Opinión

La Unión Europea frente al dilema argelino

El general argelino Ahmed Gaid Salah

La Unión Europea, como entidad supranacional colectiva, y todos sus miembros por separado, deberán hacer frente al dilema que supone las elecciones presidenciales que se van a desarrollar en Argelia el próximo 12 de diciembre. Cualquiera sea la posición que adopte la oposición política argelina y el movimiento popular revolucionario hiraq, incluido el boicot generalizado, las Elecciones tendrán lugar y saldrá un nuevo presidente del país. 

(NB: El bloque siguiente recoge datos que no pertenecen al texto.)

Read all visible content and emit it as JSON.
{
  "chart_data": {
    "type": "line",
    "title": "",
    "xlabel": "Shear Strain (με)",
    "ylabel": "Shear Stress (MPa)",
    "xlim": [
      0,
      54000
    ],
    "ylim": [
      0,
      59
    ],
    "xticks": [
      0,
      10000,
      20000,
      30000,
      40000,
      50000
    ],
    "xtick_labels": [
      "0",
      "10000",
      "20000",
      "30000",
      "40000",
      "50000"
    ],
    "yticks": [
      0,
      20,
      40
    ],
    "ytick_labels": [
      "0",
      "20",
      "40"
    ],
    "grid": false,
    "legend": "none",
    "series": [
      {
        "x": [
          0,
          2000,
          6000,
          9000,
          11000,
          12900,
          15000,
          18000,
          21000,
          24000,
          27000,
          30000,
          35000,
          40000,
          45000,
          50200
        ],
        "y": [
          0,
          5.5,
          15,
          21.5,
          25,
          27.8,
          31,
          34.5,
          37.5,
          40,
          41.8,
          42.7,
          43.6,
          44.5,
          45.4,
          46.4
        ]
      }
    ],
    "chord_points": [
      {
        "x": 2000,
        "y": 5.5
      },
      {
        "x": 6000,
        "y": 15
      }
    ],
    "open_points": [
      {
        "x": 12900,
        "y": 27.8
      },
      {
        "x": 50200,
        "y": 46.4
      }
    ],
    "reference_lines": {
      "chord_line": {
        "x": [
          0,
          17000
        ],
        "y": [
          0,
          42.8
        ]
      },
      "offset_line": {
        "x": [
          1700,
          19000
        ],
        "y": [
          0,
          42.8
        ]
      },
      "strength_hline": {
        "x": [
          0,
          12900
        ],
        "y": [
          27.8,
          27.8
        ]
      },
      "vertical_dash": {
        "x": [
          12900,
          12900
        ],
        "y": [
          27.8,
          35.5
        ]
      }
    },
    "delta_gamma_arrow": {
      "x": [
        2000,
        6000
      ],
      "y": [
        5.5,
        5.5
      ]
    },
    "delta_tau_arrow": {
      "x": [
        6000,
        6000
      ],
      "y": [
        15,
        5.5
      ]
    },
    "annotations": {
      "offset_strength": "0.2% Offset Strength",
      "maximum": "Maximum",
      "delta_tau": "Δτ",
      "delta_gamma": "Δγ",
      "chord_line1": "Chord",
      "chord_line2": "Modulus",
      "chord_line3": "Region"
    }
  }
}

La determinación del Jefe de Estado Mayor, el general Gaid Salah, que figura como la única cabeza visible del poder real en Argelia, es organizar las elecciones. El Ejército ha dicho que no apoyará ningún candidato, y además desarrollará un despliegue sin precedentes para garantizar el acceso a las urnas

El cuerpo electoral en Argelia asciende a más de 24 millones de ciudadanos. Si el porcentaje electoral de votantes supera un mínimo del 25%, el escrutinio obtendrá el aval internacional. Según los analistas argelinos independientes, el conjunto de los cuerpos constituidos, Ejército, Gendarmería, Policía Nacional, Bomberos, Fuerzas Auxiliares, junto con los funcionarios de la Administración, los militantes y votantes de los dos grandes partidos nacionales, el FLN (Frente de Liberación Nacional) y el RND (Reagrupación Nacional Democrática), además de las llamadas “organizaciones de masas” que de ellos dependen (sindicatos, unión de mujeres, unión de campesinos, uniones profesionales), sobrepasan los 7 millones. Es decir, aun en el hipotético caso de que el presumible llamamiento al boicot se transformase en una abstención masiva del resto de la ciudadanía, la participación rondaría el 30%, lo que es suficiente para que el régimen presente los resultados como democráticos. 

Ante esta situación la UE deberá adoptar una posición política inequívoca, si no quiere que Argelia tome distancias con Europa, lo que acarrearía graves problemas económicos, de abastecimiento energético y migratorios. Por ejemplo, España no podría resistir el bloqueo de sus suministros de gas argelino. El general Gaid Salah ha vuelto a reiterar que “Argelia no aceptará de ninguna manera una injerencia en sus asuntos internos”, amenazando veladamente con represalias. Al tiempo que ha recalcado que el proceso de movilización popular que derrocó al presidente Abdelaziz Buteflika y condujo a mas de cien altos cargos políticos, militares y de la Administración estatal, a la cárcel, “es un asunto exclusivamente interno de Argelia”. 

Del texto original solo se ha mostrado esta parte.